私の考えるところでは、海路からアテナイに侵入したペルシア軍の勢力は、セピアス岬やテルモピュライに達した当時に比して弱化していなかったと思われる。暴風雨による被害、テルモピュライおよびアルテミシオン海戦における損失を補うものとして、私は当時まだペルシア王の遠征軍に加わっていなかった次の部隊を数えるからである。すなわちマリス人、ドーリス人、ロクリス人、それにテスピアイとプラタイアとを除いては全兵力を挙げてペルシア軍に加わったボイオティア人の各部隊、さらにカリュストス人アンドロス人、および先にその名を挙げた五島を除いて残り全部の島の住民がそれである。実際ペルシア王の軍勢がギリシアの中心部に進むにつれて、これに参加する住民の数は増していったのである。


ヘロドトス著「歴史」巻8、66 から


さて、上の引用にあるように「ペルシア王の軍勢がギリシアの中心部に進むにつれて、これに参加する住民の数は増していった」のですから、ギリシア本土は全てペルシア領に編入されるかのような勢いでした。あくまでもペルシア軍に抗しようとするギリシア諸都市の連合海軍は、アテーナイ沖のサラミース島に集結していました。そこへペルシア艦隊が到着しました。その中にはカリュストスの船もありました。

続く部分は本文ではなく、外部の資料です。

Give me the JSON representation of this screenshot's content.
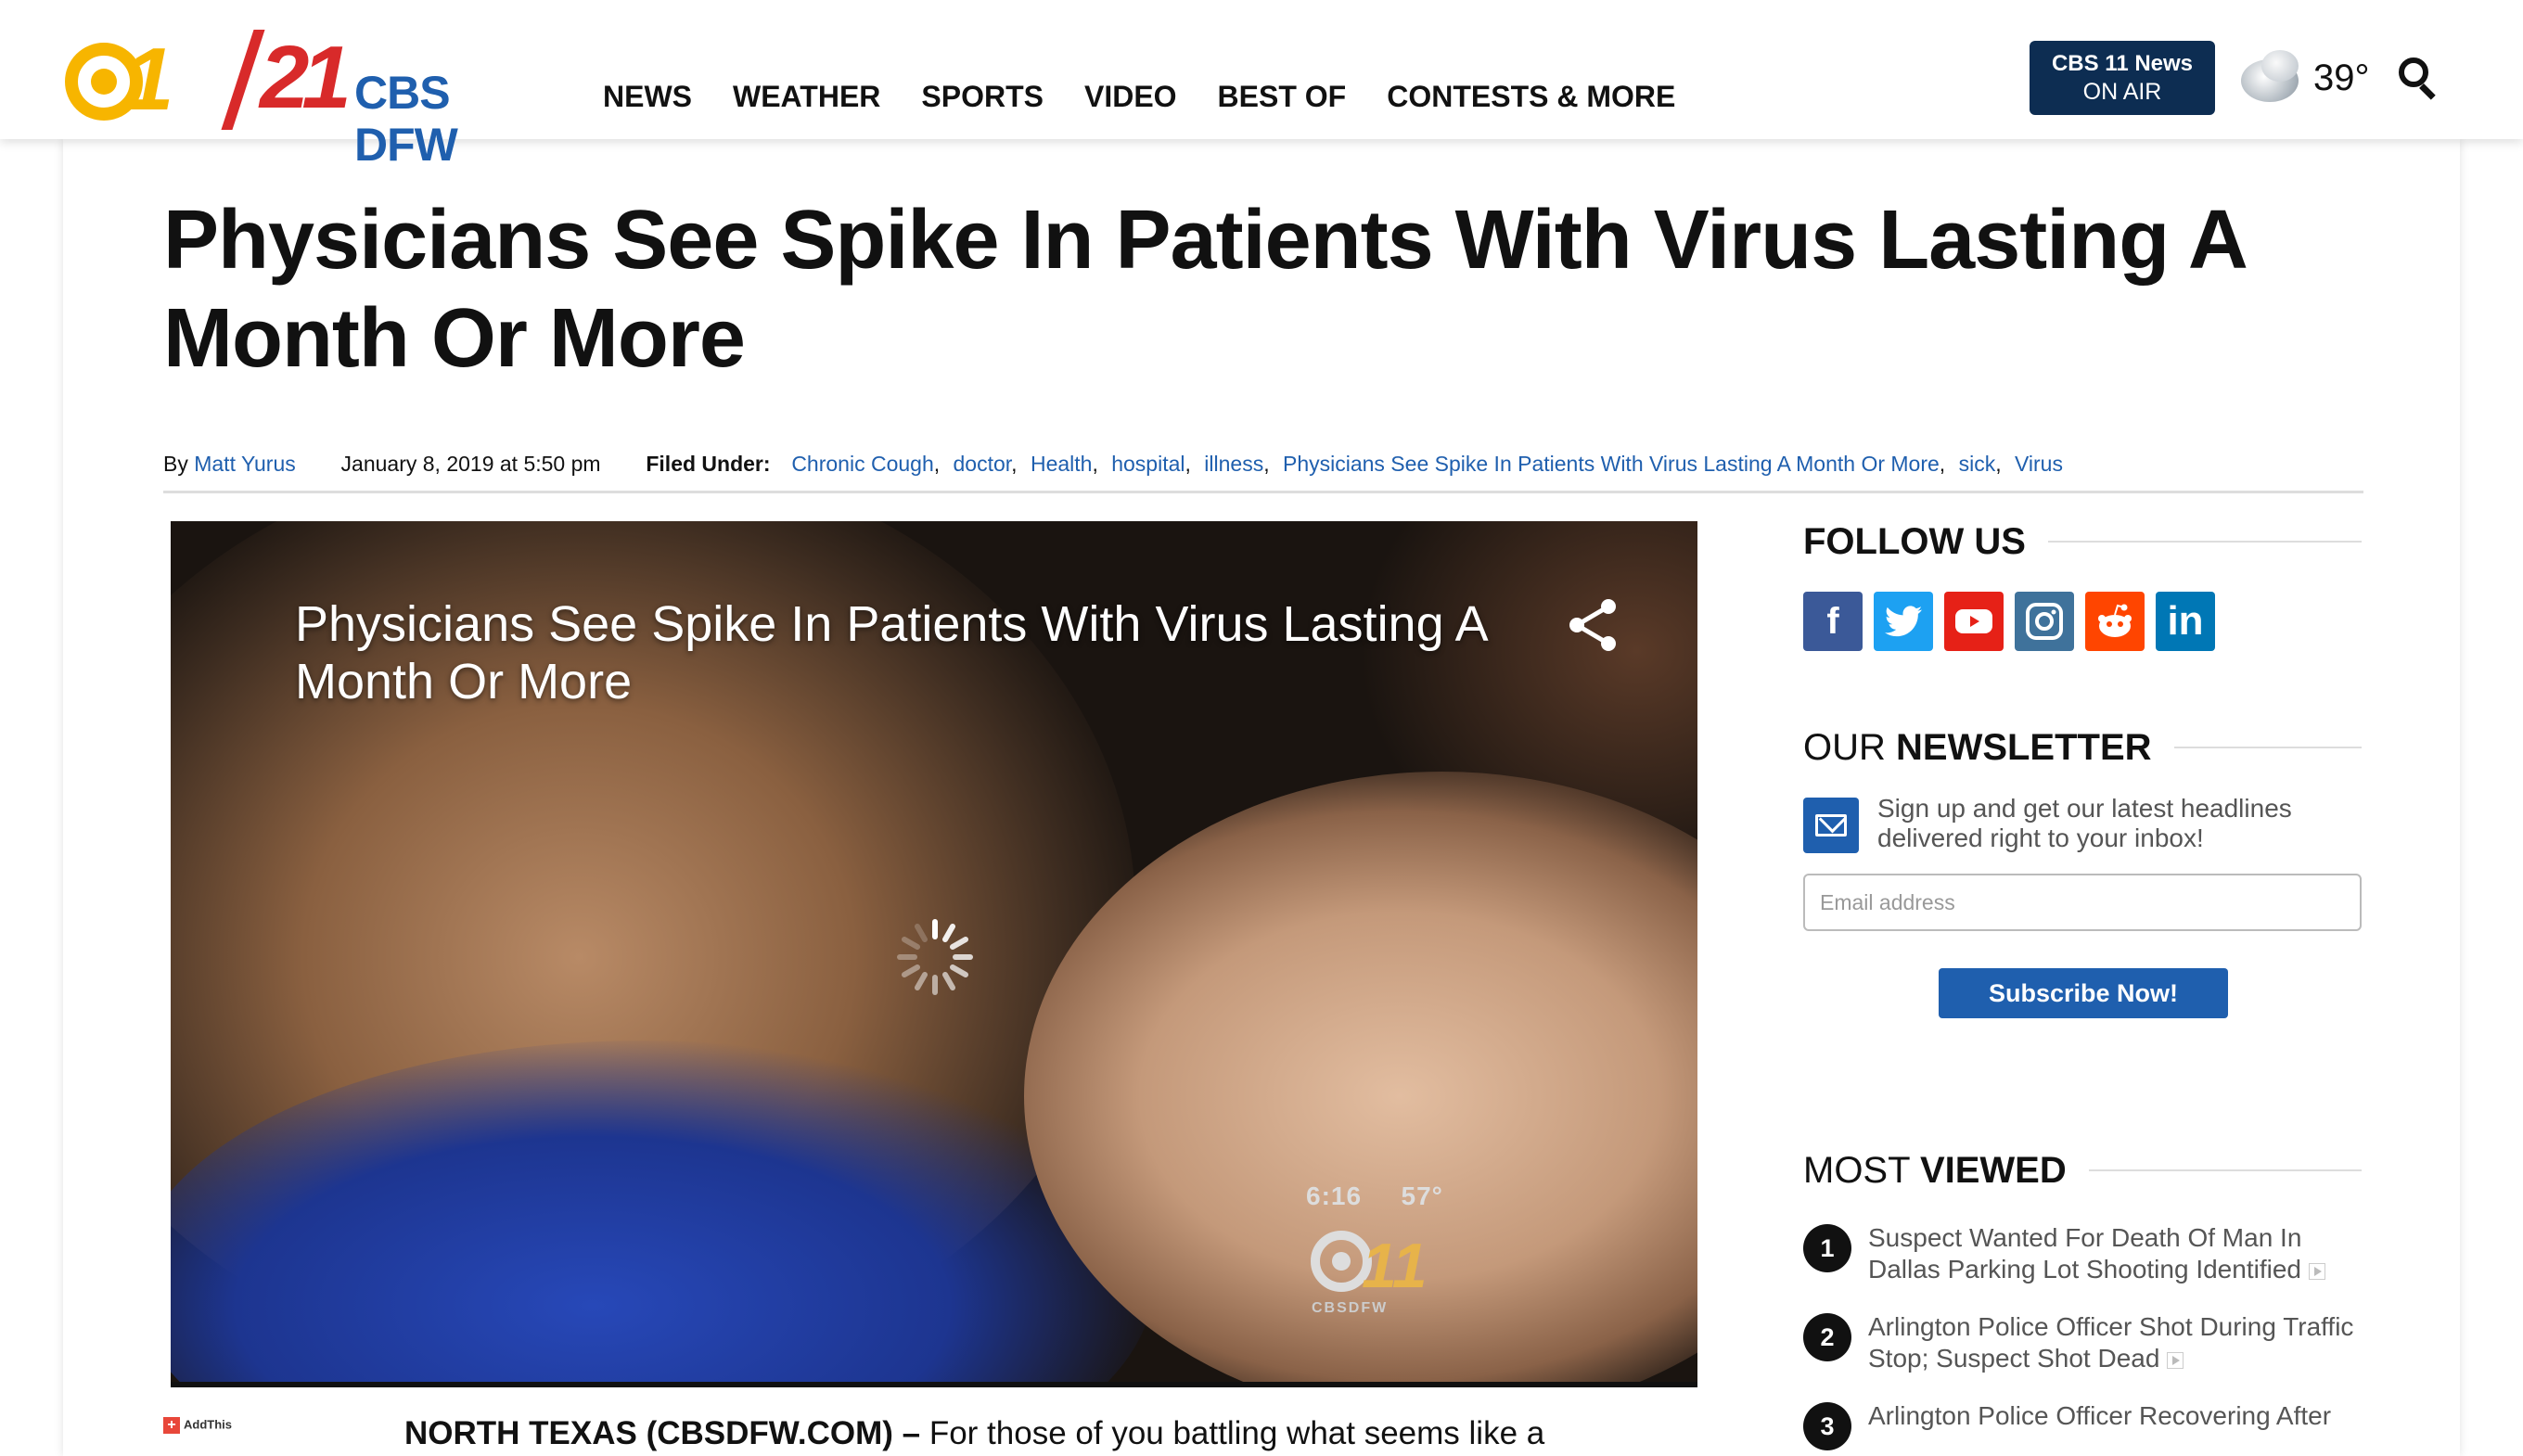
{
  "header": {
    "logo": {
      "one": "1",
      "twentyone": "21",
      "brand": "CBS DFW"
    },
    "nav": [
      "NEWS",
      "WEATHER",
      "SPORTS",
      "VIDEO",
      "BEST OF",
      "CONTESTS & MORE"
    ],
    "on_air": {
      "line1": "CBS 11 News",
      "line2": "ON AIR"
    },
    "weather": {
      "icon": "cloud-icon",
      "temp": "39°"
    },
    "search_icon": "search-icon"
  },
  "article": {
    "title": "Physicians See Spike In Patients With Virus Lasting A Month Or More",
    "byline_prefix": "By",
    "author": "Matt Yurus",
    "date": "January 8, 2019 at 5:50 pm",
    "filed_under_label": "Filed Under:",
    "tags": [
      "Chronic Cough",
      "doctor",
      "Health",
      "hospital",
      "illness",
      "Physicians See Spike In Patients With Virus Lasting A Month Or More",
      "sick",
      "Virus"
    ],
    "body_lead": "NORTH TEXAS (CBSDFW.COM) –",
    "body_text": " For those of you battling what seems like a",
    "addthis": "AddThis"
  },
  "video": {
    "title": "Physicians See Spike In Patients With Virus Lasting A Month Or More",
    "time": "6:16",
    "temp": "57°",
    "bug_text": "CBSDFW",
    "bug_mark": "11"
  },
  "sidebar": {
    "follow": {
      "title": "FOLLOW US",
      "networks": [
        {
          "name": "facebook",
          "glyph": "f",
          "color": "#3b5998"
        },
        {
          "name": "twitter",
          "glyph": "t",
          "color": "#1da1f2"
        },
        {
          "name": "youtube",
          "glyph": "▶",
          "color": "#e62117"
        },
        {
          "name": "instagram",
          "glyph": "◎",
          "color": "#3f729b"
        },
        {
          "name": "reddit",
          "glyph": "●",
          "color": "#ff4500"
        },
        {
          "name": "linkedin",
          "glyph": "in",
          "color": "#0077b5"
        }
      ]
    },
    "newsletter": {
      "title_light": "OUR ",
      "title_bold": "NEWSLETTER",
      "text": "Sign up and get our latest headlines delivered right to your inbox!",
      "placeholder": "Email address",
      "button": "Subscribe Now!"
    },
    "most_viewed": {
      "title_light": "MOST ",
      "title_bold": "VIEWED",
      "items": [
        {
          "n": "1",
          "text": "Suspect Wanted For Death Of Man In Dallas Parking Lot Shooting Identified"
        },
        {
          "n": "2",
          "text": "Arlington Police Officer Shot During Traffic Stop; Suspect Shot Dead"
        },
        {
          "n": "3",
          "text": "Arlington Police Officer Recovering After"
        }
      ]
    }
  }
}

発進の命が下ると、ペルシア軍は船をサラミスへ向け、平穏理にそれぞれの配置につき、戦闘隊形を整えた。しかしこの時すでに日は没し、海戦を行なうには明るさが足りず、翌日を期して戦闘の準備にかかったのである。
 一方ギリシア部隊は恐怖と不安に襲われ、ことにペロポネソス諸部隊の動揺ははなはだしかった。彼らは(中略)戦いに敗れた場合には島内に封鎖され、自国を無防備のまま放置して敵の包囲を受けるであろうと考えて不安を禁じ得なかったのである。